Eligibility Criteria

Inclusion Criteria

•Male or non-pregnant, non-lactating female, 18 years of age or older.
•Signed informed consent form, which meets all criteria of current FDA regulations.
•Females of child bearing potential must not be pregnant or lactating at Screening and Randomization (as confirmed by a negative urine pregnancy test with a sensitivity of less than 25 mlU/mL or equivalent units of human chorionic gonadotropin). Women of childbearing potential must agree to the use of a reliable method of contraception (e.g., total abstinence, IUD, a double-barrier method \[such as condom plus diaphragm with spermicide\], oral, transdermal, injected or implanted non- or hormonal contraceptive), throughout the study. A sterile sexual partner is not considered an adequate form of birth control.
•All females will be considered to be of childbearing potential unless they:
•Are post-menopausal, defined as women who have been amenorrheic for at least 12 consecutive months, without other known or suspected primary cause.
•Have been sterilized surgically or who are otherwise proven sterile (i.e., total hysterectomy, or bilateral oophorectomy) with surgery at least 4 weeks prior to Screening.
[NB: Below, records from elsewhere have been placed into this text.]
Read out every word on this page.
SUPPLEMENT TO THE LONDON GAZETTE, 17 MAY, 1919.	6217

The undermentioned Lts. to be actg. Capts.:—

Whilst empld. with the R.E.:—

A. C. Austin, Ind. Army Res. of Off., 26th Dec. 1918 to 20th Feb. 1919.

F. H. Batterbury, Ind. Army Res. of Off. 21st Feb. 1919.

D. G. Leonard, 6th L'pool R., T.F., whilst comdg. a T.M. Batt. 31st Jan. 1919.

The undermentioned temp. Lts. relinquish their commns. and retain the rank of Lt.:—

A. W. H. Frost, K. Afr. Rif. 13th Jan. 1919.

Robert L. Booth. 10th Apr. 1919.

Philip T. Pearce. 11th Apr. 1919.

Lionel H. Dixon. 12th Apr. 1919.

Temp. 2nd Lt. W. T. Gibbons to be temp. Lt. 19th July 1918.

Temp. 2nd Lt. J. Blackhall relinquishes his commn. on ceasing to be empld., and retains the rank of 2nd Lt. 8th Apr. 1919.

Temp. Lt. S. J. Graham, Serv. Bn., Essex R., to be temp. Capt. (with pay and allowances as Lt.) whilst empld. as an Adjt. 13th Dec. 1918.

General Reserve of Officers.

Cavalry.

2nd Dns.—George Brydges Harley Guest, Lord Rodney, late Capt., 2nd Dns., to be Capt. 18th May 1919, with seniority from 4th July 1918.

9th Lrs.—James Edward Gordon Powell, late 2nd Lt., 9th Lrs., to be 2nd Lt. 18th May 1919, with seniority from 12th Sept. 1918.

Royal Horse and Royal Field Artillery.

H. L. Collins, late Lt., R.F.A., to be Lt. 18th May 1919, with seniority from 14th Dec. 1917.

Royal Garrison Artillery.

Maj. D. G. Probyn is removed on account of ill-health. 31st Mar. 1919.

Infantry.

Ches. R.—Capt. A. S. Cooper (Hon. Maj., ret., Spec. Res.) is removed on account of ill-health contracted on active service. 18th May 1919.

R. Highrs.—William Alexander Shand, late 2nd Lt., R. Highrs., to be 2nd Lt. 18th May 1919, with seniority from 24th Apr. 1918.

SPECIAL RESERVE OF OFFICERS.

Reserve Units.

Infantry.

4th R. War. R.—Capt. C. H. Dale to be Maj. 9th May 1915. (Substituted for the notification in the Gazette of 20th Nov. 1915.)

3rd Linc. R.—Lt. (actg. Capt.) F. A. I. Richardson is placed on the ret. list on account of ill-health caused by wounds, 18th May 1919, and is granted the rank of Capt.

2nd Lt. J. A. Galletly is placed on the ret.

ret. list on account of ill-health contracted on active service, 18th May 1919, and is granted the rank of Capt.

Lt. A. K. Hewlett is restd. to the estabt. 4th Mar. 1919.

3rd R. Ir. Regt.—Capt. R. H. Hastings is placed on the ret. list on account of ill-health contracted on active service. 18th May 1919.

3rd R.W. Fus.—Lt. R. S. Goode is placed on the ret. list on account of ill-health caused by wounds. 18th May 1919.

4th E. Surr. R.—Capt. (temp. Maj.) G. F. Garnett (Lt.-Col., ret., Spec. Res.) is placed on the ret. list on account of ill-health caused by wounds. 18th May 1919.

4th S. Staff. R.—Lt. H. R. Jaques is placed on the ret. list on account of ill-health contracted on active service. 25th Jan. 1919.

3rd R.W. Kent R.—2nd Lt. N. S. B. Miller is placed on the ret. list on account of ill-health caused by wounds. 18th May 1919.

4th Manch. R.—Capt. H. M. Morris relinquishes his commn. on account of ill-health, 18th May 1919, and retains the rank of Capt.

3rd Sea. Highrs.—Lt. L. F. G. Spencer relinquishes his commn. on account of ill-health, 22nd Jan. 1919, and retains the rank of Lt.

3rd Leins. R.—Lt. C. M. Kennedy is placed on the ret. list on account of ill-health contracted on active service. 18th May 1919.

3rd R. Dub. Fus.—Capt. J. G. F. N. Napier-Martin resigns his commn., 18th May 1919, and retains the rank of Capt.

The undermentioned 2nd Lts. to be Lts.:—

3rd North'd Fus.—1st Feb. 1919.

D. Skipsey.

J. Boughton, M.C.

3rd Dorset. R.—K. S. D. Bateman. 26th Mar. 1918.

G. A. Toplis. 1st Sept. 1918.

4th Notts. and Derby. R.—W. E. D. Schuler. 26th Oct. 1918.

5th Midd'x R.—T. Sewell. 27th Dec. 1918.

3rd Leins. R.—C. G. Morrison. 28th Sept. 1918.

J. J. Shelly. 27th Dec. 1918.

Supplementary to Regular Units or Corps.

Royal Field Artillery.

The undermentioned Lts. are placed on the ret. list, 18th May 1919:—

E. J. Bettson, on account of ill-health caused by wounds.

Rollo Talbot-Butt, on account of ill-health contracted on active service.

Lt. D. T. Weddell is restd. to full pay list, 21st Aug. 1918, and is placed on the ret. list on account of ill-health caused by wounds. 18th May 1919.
Tubal ligation will not be considered a surgically sterile method.
•Female patients of childbearing potential are defined as:
•Women without prior hysterectomy, or who have had any evidence of menses in the past 12 months.
•Females who have been amenorrhea for ≥ 12 months, but the amenorrhea is possibly due to other causes, including prior chemotherapy, anti-estrogens, or ovarian suppression.
•Have a clinical diagnosis of facial rosacea and fewer than 3 inflammatory lesions on the face at Screening and at Randomization (before drug application on Day 1).

Exclusion Criteria

•Patients with particular forms of rosacea (rosacea conglobata, rosacea fulminans, isolated rhinophyma, isolated pustulosis of the chin) or other concomitant facial dermatoses similar to rosacea, such as peri-oral dermatitis, demodicidosis, facial keratosis pilaris, seborrheic dermatitis, acute lupus erythematosus, or actinic telangiectasia, that are present on the face (i.e., 5 areas: chin, nose, both cheeks, and forehead), that in the opinion of the Investigator would interfere with study evaluations.
•Have 3 or more facial inflammatory lesions of rosacea.
•Have an erythema score of 2 (mild), 1 (almost clear), or 0 (clear) on the CEA and/or the PSA at Screening and at Randomization (before drug application on Day 1).
•Patients with excessive facial hair (beards, sideburns, mustaches, etc.) that would interfere with the diagnosis or assessment of rosacea.
•Patients with moderate to severe telangiectasial masses in the 5 areas of the entire face: forehead, chin, nose and each cheek, that would interfere with study evaluations.
•History of hypersensitivity or allergy to Mirvaso® including the active ingredient brimonidine tartarate or other component within the formulation.
•Facial laser surgery for telangiectasia (or other conditions) within 6 weeks prior to randomization.
•Exposed to excessive ultraviolet (UV) radiation within 1 week before screening or randomization visit and/or patient was unwilling to refrain from excessive exposure to UV radiation during the course of the study.
•History of blood dyscrasia.
•Current diagnosis of Raynaud's syndrome, thromboangiitis obliterans, orthostatic hypotension, severe cardiovascular disease, cerebral or coronary insufficiency, renal or hepatic impairment, scleroderma, Sjögren's syndrome, or depression, or any other condition causing uncontrolled blood flow or blood pressure.

Arms & Interventions

brimonidine 0.33% gel

Brimonidine Topical Gel, 0.33%, 30 gram fill (Watson Laboratories, Inc., USA)

Intervention: Brimonidine

Mirvaso gel

Mirvaso® (brimonidine) topical gel, 0.33% (Galderma Laboratories, L.P., USA)

Intervention: Brimonidine

Placebo

Topical gel base only (Watson Laboratories Inc., USA)

Intervention: placebo

Outcomes

Primary Outcomes

Primary: Percentage of Treatment Success on Day 7

Time Frame: 7 days

Percentage of patients with a clinical response of treatment success on Day 7 (± 1). Treatment success is defined as at least a 2-grade improvement on both CEA and PSA scores from baseline (pre-dose) on Day 7 (± 1) to 6 hours post-application on Day 7 (± 1).